# Tampa area guy here...ex-Texan



## Reelluvin (Jul 3, 2015)

Is there such a thing as an ex-Texan? NOPE. I used to live near Dallas but I moved to the Tampa Bay Area about 6 years ago. I miss many things about Texas, but it's hard to beat the water and fishing here. Luckily 2 of my kids still live there so I get back to TX a lot. I grew up in MD so I also fished the Chesapeake Bay quite a bit when I was younger.

I recently ordered a Hog Island SW16 for flats fishing near my house, hopefully I will take delivery before xmas. I also own a Tidewater 230LXF and run the tidewater owners forum.

You guys have a good informative forum here. Hopefully I will be able to contribute more once I take delivery of the HI and get her set up.


----------



## mtoddsolomon (Mar 25, 2015)

Welcome to the madness.


----------



## Roninrus1 (Mar 9, 2016)

Welcome from Deer Park, TX.


----------



## Reelluvin (Jul 3, 2015)

Thanks for the welcome!


----------



## Backwater (Dec 14, 2014)

What area in Tampa do you live and fish?


----------



## Reelluvin (Jul 3, 2015)

I'm up in Hudson Beach.


----------



## anytide (Jul 30, 2009)

Reelluvin said:


> I'm up in Hudson Beach.


stay in the channel....


----------



## Reelluvin (Jul 3, 2015)

The channel is always fun at low tide especially when the Shrimpers are coming out in the evening. Luckily my Tidewater has a pretty shallow draft. The main problem is just how narrow it is. Luckily it's not that busy most days.
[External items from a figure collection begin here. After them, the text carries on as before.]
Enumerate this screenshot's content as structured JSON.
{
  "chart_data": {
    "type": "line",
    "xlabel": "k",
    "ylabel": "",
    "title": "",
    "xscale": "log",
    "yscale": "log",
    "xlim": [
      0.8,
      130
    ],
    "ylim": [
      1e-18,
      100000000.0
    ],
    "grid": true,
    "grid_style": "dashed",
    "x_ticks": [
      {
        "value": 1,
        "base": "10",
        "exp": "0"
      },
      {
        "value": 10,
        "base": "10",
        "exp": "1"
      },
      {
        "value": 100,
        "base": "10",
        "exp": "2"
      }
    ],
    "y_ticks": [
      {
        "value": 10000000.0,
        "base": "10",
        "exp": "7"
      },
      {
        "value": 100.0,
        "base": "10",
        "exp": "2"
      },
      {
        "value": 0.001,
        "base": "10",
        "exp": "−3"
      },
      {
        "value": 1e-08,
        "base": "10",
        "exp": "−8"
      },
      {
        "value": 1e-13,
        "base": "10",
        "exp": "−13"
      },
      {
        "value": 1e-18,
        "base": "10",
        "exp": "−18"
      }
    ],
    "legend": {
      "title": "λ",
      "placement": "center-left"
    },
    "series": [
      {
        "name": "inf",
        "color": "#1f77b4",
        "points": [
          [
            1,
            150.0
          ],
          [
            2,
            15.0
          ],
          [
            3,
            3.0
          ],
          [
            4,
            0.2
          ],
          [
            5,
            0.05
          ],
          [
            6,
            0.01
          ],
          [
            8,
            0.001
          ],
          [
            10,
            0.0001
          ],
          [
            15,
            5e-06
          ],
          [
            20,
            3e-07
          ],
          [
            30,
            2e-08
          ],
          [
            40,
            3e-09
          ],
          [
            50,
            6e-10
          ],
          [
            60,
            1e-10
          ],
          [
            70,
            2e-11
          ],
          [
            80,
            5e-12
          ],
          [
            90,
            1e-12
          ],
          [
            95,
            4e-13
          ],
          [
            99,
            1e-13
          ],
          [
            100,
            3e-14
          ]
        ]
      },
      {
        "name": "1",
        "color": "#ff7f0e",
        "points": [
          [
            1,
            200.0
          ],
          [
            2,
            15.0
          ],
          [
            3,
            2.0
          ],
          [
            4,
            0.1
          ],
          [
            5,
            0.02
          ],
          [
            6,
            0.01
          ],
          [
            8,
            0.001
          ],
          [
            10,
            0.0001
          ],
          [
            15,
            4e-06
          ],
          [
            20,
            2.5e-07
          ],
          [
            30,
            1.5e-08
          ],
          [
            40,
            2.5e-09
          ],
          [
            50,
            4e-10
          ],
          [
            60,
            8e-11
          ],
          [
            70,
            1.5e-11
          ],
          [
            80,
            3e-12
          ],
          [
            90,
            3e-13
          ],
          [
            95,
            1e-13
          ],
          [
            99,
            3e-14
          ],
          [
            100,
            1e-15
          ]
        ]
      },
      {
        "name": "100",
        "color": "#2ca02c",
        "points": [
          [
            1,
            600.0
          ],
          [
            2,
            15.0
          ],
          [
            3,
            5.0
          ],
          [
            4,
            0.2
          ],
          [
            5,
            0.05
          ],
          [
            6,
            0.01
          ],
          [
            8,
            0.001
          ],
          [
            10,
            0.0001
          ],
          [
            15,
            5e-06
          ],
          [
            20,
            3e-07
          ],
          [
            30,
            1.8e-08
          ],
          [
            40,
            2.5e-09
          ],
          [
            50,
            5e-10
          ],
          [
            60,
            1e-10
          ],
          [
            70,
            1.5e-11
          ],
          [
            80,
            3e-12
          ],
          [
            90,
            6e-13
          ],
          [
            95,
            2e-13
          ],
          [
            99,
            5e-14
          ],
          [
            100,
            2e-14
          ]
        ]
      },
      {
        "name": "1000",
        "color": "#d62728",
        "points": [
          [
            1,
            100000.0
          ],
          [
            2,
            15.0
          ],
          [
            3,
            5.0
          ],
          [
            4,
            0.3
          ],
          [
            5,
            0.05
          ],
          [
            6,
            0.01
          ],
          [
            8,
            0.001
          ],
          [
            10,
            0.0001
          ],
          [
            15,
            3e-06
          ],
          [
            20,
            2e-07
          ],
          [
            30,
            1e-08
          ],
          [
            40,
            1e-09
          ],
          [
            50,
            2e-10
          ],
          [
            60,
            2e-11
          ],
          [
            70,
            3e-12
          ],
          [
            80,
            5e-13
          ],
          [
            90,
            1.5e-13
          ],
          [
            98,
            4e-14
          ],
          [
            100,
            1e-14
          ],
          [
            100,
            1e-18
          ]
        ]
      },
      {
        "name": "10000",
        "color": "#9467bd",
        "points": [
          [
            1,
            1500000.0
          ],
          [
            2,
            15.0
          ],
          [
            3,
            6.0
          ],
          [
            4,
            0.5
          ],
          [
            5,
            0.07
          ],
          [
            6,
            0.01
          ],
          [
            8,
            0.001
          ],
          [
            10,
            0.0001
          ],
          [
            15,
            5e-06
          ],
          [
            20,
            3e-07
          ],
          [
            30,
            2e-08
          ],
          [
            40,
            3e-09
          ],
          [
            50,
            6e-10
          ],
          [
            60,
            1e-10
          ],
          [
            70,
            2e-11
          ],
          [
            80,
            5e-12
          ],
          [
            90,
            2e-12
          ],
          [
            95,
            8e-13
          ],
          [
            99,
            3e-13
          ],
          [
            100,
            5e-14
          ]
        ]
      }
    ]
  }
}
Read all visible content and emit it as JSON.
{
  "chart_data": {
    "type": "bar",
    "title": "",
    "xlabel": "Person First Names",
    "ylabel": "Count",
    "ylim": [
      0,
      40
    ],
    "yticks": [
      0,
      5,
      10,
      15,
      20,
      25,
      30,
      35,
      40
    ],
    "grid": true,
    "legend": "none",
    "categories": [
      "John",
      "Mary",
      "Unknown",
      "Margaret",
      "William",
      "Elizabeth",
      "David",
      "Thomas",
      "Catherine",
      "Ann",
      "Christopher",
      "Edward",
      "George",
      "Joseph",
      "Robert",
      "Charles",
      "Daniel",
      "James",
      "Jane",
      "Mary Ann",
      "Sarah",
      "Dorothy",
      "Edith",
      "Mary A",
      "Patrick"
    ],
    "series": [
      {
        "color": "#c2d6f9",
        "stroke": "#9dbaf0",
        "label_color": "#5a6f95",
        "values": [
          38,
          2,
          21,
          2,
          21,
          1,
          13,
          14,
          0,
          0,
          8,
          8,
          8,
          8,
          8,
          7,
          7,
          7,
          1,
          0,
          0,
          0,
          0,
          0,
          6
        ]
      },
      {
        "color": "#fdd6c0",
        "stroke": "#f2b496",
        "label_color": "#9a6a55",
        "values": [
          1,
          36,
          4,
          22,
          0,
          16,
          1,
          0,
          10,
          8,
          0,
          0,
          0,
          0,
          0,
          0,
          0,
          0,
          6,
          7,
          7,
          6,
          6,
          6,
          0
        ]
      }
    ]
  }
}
I sold my Tracker hull a few days ago. It's been a LONG wait for the Hog Island SW16, but it's supposed to be delivered next week. We are installing a dock blocks drive on dock for it. It's good we decided to go that route instead of trailering because our local ramp is closed for renovations until the end of May. I plan to mount my 15hp that I had on the tracker plus convert my stern mount TM to a bow mount. I will upgrade to a 25hp at some point in the future. Can't wait!


----------